Live a Little has a lot in common with Overcome by Happiness, but with more muscle. Both albums were made at Studio .45 in Connecticut, the mightiest mitochondria cranking out rock music and actuaries. Mike Deming produced with me again, and I was joined by Peyton Pinkerton, Pat Berkery and James Walbourne. My brother Bob played more on this record than on any other, and his unique style (dubbed “totally unencumbered by cool”) drove a few songs over the top (see: the lead at the end of “Zero Refills.”) I mention Bob because he’s something of a prodigal brother. Pinkerton plays a guitar lead on the song “Automaton” that breaks your head open, gets in, eats your leftovers (tidies up the kitchen) and splits. James’s guitar work on “Somerville” is as soulful and full of false optimism as any on a Pernice record. And the joy Pat felt while seated at his kit in a great live room comes across loud and clear. His playing makes him sound even taller than he is. Deming (as he did for Overcome) arranged and conducted the string and horn passages that are, in my opinion, pretty stunning. I also “came home” to the bass guitar, my first instrument.

We started tracking the album in two feet of January snow, and finished as the landscapers were spraying the red maples with a kinder, gentler ddt. We took weeks off here and there to clear the heads and maintain domestic harmony. Deming and I also spent a couple weeks co-producing 11 songs for a Jim White album somewhere in there. I was touched that Jim asked me, as it takes a pretty big leap of faith (at least for me) to let “outsiders” in on record-making.

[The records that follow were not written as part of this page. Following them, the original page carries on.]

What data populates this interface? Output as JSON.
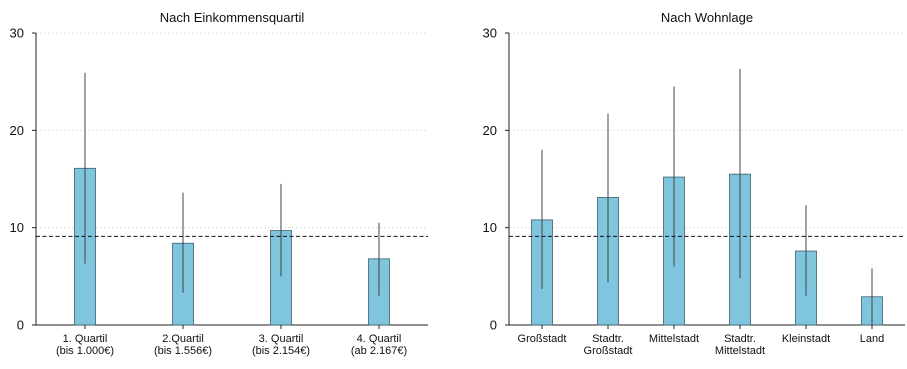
{
  "chart_data": [
    {
      "type": "bar",
      "title": "Nach Einkommensquartil",
      "xlabel": "",
      "ylabel": "",
      "ylim": [
        0,
        30
      ],
      "yticks": [
        0,
        10,
        20,
        30
      ],
      "grid": "horizontal dotted",
      "reference_line": 9.1,
      "bar_color": "#7ec5dd",
      "categories": [
        [
          "1. Quartil",
          "(bis 1.000€)"
        ],
        [
          "2.Quartil",
          "(bis 1.556€)"
        ],
        [
          "3. Quartil",
          "(bis 2.154€)"
        ],
        [
          "4. Quartil",
          "(ab 2.167€)"
        ]
      ],
      "values": [
        16.1,
        8.4,
        9.7,
        6.8
      ],
      "error_low": [
        6.3,
        3.3,
        5.0,
        3.0
      ],
      "error_high": [
        25.9,
        13.6,
        14.5,
        10.5
      ]
    },
    {
      "type": "bar",
      "title": "Nach Wohnlage",
      "xlabel": "",
      "ylabel": "",
      "ylim": [
        0,
        30
      ],
      "yticks": [
        0,
        10,
        20,
        30
      ],
      "grid": "horizontal dotted",
      "reference_line": 9.1,
      "bar_color": "#7ec5dd",
      "categories": [
        [
          "Großstadt"
        ],
        [
          "Stadtr.",
          "Großstadt"
        ],
        [
          "Mittelstadt"
        ],
        [
          "Stadtr.",
          "Mittelstadt"
        ],
        [
          "Kleinstadt"
        ],
        [
          "Land"
        ]
      ],
      "values": [
        10.8,
        13.1,
        15.2,
        15.5,
        7.6,
        2.9
      ],
      "error_low": [
        3.7,
        4.4,
        6.0,
        4.8,
        3.0,
        0.0
      ],
      "error_high": [
        18.0,
        21.7,
        24.5,
        26.3,
        12.3,
        5.8
      ]
    }
  ]
}
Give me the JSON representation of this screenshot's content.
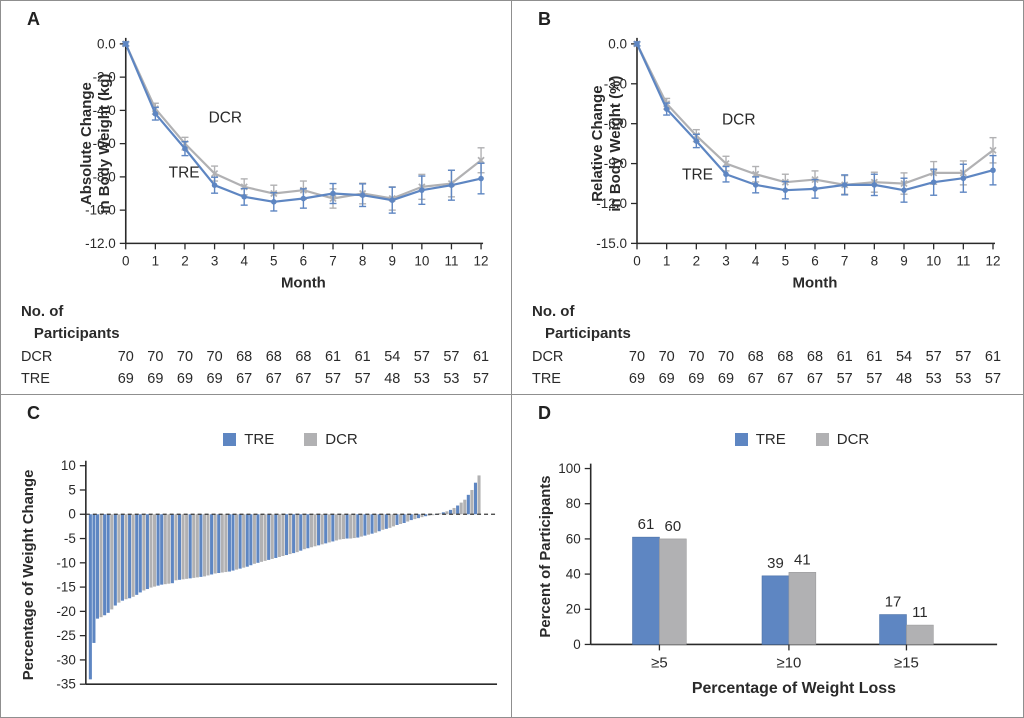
{
  "legend": {
    "tre": "TRE",
    "dcr": "DCR"
  },
  "colors": {
    "tre": "#5e86c2",
    "dcr": "#b1b1b3",
    "text": "#2a2a2a",
    "axis": "#2a2a2a",
    "border": "#8f8f8f"
  },
  "participants": {
    "heading_line1": "No. of",
    "heading_line2": "Participants",
    "rows": [
      {
        "label": "DCR",
        "counts": [
          70,
          70,
          70,
          70,
          68,
          68,
          68,
          61,
          61,
          54,
          57,
          57,
          61
        ]
      },
      {
        "label": "TRE",
        "counts": [
          69,
          69,
          69,
          69,
          67,
          67,
          67,
          57,
          57,
          48,
          53,
          53,
          57
        ]
      }
    ]
  },
  "chart_data": [
    {
      "panel": "A",
      "type": "line",
      "ylabel_line1": "Absolute Change",
      "ylabel_line2": "in Body Weight (kg)",
      "xlabel": "Month",
      "ymin": -12,
      "ymax": 0,
      "ytick_labels": [
        "0.0",
        "-2.0",
        "-4.0",
        "-6.0",
        "-8.0",
        "-10.0",
        "-12.0"
      ],
      "x": [
        0,
        1,
        2,
        3,
        4,
        5,
        6,
        7,
        8,
        9,
        10,
        11,
        12
      ],
      "series": [
        {
          "name": "DCR",
          "values": [
            0,
            -3.9,
            -6.0,
            -7.8,
            -8.6,
            -9.0,
            -8.8,
            -9.3,
            -9.0,
            -9.3,
            -8.6,
            -8.4,
            -7.0
          ],
          "err": [
            0.12,
            0.33,
            0.38,
            0.45,
            0.48,
            0.5,
            0.55,
            0.58,
            0.62,
            0.7,
            0.75,
            0.8,
            0.75
          ]
        },
        {
          "name": "TRE",
          "values": [
            0,
            -4.2,
            -6.3,
            -8.5,
            -9.2,
            -9.5,
            -9.3,
            -9.0,
            -9.1,
            -9.4,
            -8.8,
            -8.5,
            -8.1
          ],
          "err": [
            0.12,
            0.38,
            0.42,
            0.48,
            0.5,
            0.55,
            0.58,
            0.6,
            0.68,
            0.78,
            0.85,
            0.9,
            0.92
          ]
        }
      ]
    },
    {
      "panel": "B",
      "type": "line",
      "ylabel_line1": "Relative Change",
      "ylabel_line2": "in Body Weight (%)",
      "xlabel": "Month",
      "ymin": -15,
      "ymax": 0,
      "ytick_labels": [
        "0.0",
        "-3.0",
        "-6.0",
        "-9.0",
        "-12.0",
        "-15.0"
      ],
      "x": [
        0,
        1,
        2,
        3,
        4,
        5,
        6,
        7,
        8,
        9,
        10,
        11,
        12
      ],
      "series": [
        {
          "name": "DCR",
          "values": [
            0,
            -4.5,
            -6.9,
            -9.0,
            -9.8,
            -10.4,
            -10.2,
            -10.6,
            -10.4,
            -10.5,
            -9.7,
            -9.7,
            -8.0
          ],
          "err": [
            0.15,
            0.4,
            0.45,
            0.55,
            0.58,
            0.6,
            0.65,
            0.7,
            0.75,
            0.8,
            0.85,
            0.9,
            0.95
          ]
        },
        {
          "name": "TRE",
          "values": [
            0,
            -4.9,
            -7.3,
            -9.8,
            -10.6,
            -11.0,
            -10.9,
            -10.6,
            -10.6,
            -11.0,
            -10.4,
            -10.1,
            -9.5
          ],
          "err": [
            0.15,
            0.45,
            0.5,
            0.58,
            0.6,
            0.65,
            0.7,
            0.75,
            0.8,
            0.9,
            0.98,
            1.05,
            1.1
          ]
        }
      ]
    },
    {
      "panel": "C",
      "type": "waterfall",
      "ylabel": "Percentage of Weight Change",
      "yticks": [
        10,
        5,
        0,
        -5,
        -10,
        -15,
        -20,
        -25,
        -30,
        -35
      ],
      "values": [
        -34.0,
        -26.5,
        -21.5,
        -21.2,
        -20.8,
        -20.3,
        -19.6,
        -18.8,
        -18.2,
        -17.8,
        -17.5,
        -17.3,
        -17.0,
        -16.6,
        -16.1,
        -15.7,
        -15.4,
        -15.1,
        -14.9,
        -14.7,
        -14.5,
        -14.4,
        -14.3,
        -14.2,
        -13.6,
        -13.5,
        -13.4,
        -13.3,
        -13.2,
        -13.1,
        -13.0,
        -12.9,
        -12.8,
        -12.6,
        -12.4,
        -12.2,
        -12.1,
        -12.0,
        -11.9,
        -11.8,
        -11.6,
        -11.4,
        -11.2,
        -11.0,
        -10.8,
        -10.5,
        -10.2,
        -10.0,
        -9.8,
        -9.6,
        -9.4,
        -9.2,
        -9.0,
        -8.8,
        -8.6,
        -8.4,
        -8.2,
        -8.0,
        -7.8,
        -7.5,
        -7.2,
        -7.0,
        -6.8,
        -6.6,
        -6.4,
        -6.2,
        -6.0,
        -5.8,
        -5.6,
        -5.4,
        -5.2,
        -5.1,
        -5.0,
        -5.0,
        -4.9,
        -4.8,
        -4.6,
        -4.4,
        -4.2,
        -4.0,
        -3.8,
        -3.5,
        -3.2,
        -3.0,
        -2.8,
        -2.5,
        -2.2,
        -2.0,
        -1.8,
        -1.5,
        -1.2,
        -1.0,
        -0.8,
        -0.6,
        -0.4,
        -0.3,
        -0.2,
        -0.1,
        0.2,
        0.4,
        0.6,
        0.9,
        1.3,
        1.8,
        2.4,
        3.0,
        4.0,
        5.0,
        6.5,
        8.0
      ],
      "groups": "BBBGBBGBGBGBGBBGBGGBBGGBGBGGBGGBGGBGBGGBBGBGBBGBGGBGBGGBGBGBGBGGBGBGBGGGBGGBGBGBGBGBGGBGBGBGBGBGGBGBGBGBGGBGBG"
    },
    {
      "panel": "D",
      "type": "bar",
      "ylabel": "Percent of Participants",
      "xlabel": "Percentage of Weight Loss",
      "categories": [
        "≥5",
        "≥10",
        "≥15"
      ],
      "yticks": [
        0,
        20,
        40,
        60,
        80,
        100
      ],
      "ylim": [
        0,
        100
      ],
      "series": [
        {
          "name": "TRE",
          "values": [
            61,
            39,
            17
          ]
        },
        {
          "name": "DCR",
          "values": [
            60,
            41,
            11
          ]
        }
      ]
    }
  ]
}
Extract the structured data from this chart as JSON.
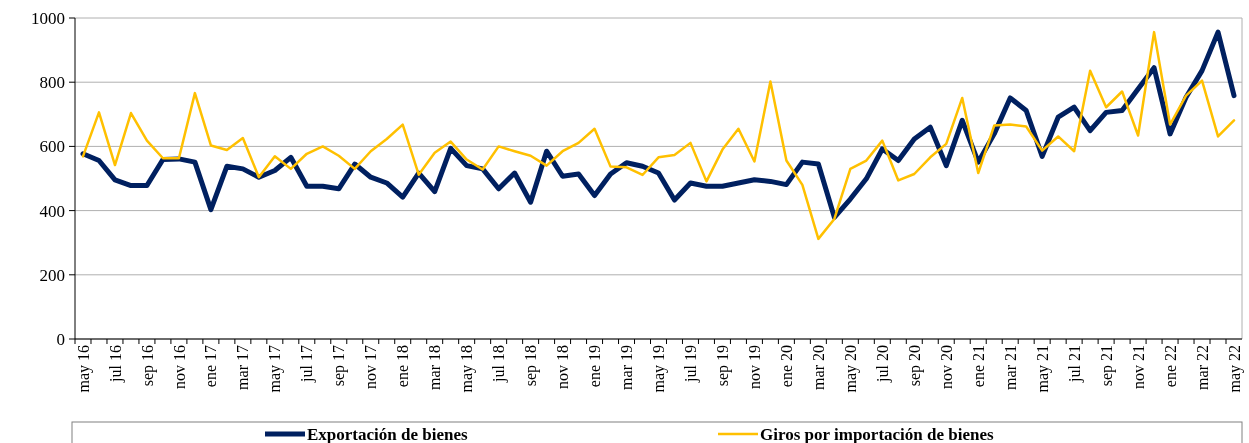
{
  "chart_data": {
    "type": "line",
    "categories": [
      "may 16",
      null,
      "jul 16",
      null,
      "sep 16",
      null,
      "nov 16",
      null,
      "ene 17",
      null,
      "mar 17",
      null,
      "may 17",
      null,
      "jul 17",
      null,
      "sep 17",
      null,
      "nov 17",
      null,
      "ene 18",
      null,
      "mar 18",
      null,
      "may 18",
      null,
      "jul 18",
      null,
      "sep 18",
      null,
      "nov 18",
      null,
      "ene 19",
      null,
      "mar 19",
      null,
      "may 19",
      null,
      "jul 19",
      null,
      "sep 19",
      null,
      "nov 19",
      null,
      "ene 20",
      null,
      "mar 20",
      null,
      "may 20",
      null,
      "jul 20",
      null,
      "sep 20",
      null,
      "nov 20",
      null,
      "ene 21",
      null,
      "mar 21",
      null,
      "may 21",
      null,
      "jul 21",
      null,
      "sep 21",
      null,
      "nov 21",
      null,
      "ene 22",
      null,
      "mar 22",
      null,
      "may 22"
    ],
    "series": [
      {
        "name": "Exportación de bienes",
        "color": "#002060",
        "values": [
          577,
          556,
          496,
          478,
          478,
          559,
          561,
          551,
          403,
          538,
          530,
          504,
          525,
          566,
          476,
          476,
          468,
          545,
          504,
          486,
          442,
          517,
          459,
          594,
          540,
          530,
          468,
          517,
          426,
          585,
          507,
          514,
          447,
          514,
          549,
          538,
          517,
          433,
          486,
          476,
          476,
          486,
          496,
          491,
          481,
          551,
          545,
          379,
          436,
          499,
          592,
          556,
          623,
          660,
          540,
          681,
          551,
          639,
          751,
          712,
          569,
          691,
          722,
          649,
          706,
          712,
          779,
          845,
          639,
          753,
          836,
          956,
          758
        ]
      },
      {
        "name": "Giros por importación de bienes",
        "color": "#ffc000",
        "values": [
          569,
          706,
          542,
          704,
          618,
          563,
          563,
          766,
          603,
          589,
          626,
          504,
          569,
          530,
          577,
          600,
          571,
          530,
          585,
          623,
          668,
          512,
          580,
          615,
          559,
          528,
          600,
          585,
          571,
          540,
          585,
          611,
          655,
          537,
          535,
          511,
          566,
          573,
          611,
          491,
          590,
          655,
          553,
          802,
          556,
          480,
          312,
          374,
          530,
          556,
          618,
          494,
          514,
          566,
          608,
          751,
          517,
          665,
          668,
          662,
          587,
          631,
          585,
          836,
          722,
          771,
          634,
          956,
          668,
          758,
          805,
          631,
          681
        ]
      }
    ],
    "ylim": [
      0,
      1000
    ],
    "yticks": [
      0,
      200,
      400,
      600,
      800,
      1000
    ],
    "grid": "y",
    "legend": "bottom",
    "marker": "none",
    "line_style": "solid"
  }
}
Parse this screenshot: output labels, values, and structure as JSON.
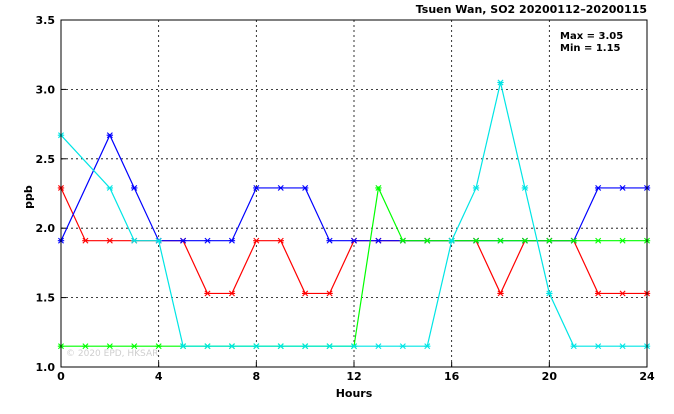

We “cover” the song “Grudge F***” aka “Grudge F*** (2006)” which I wrote for the Scud Mountain Boys’ 1996 album Massachusetts. Once a tune is recorded, I have no problem saying good riddance. But this is the one song I’ve always wanted a second crack at. Since I own the publishing and co-own Ashmont Records, I can do anything I want. As far as the other tunes go on Live a Little, I’d give them a cumulative score of about 287 or 288…289, max.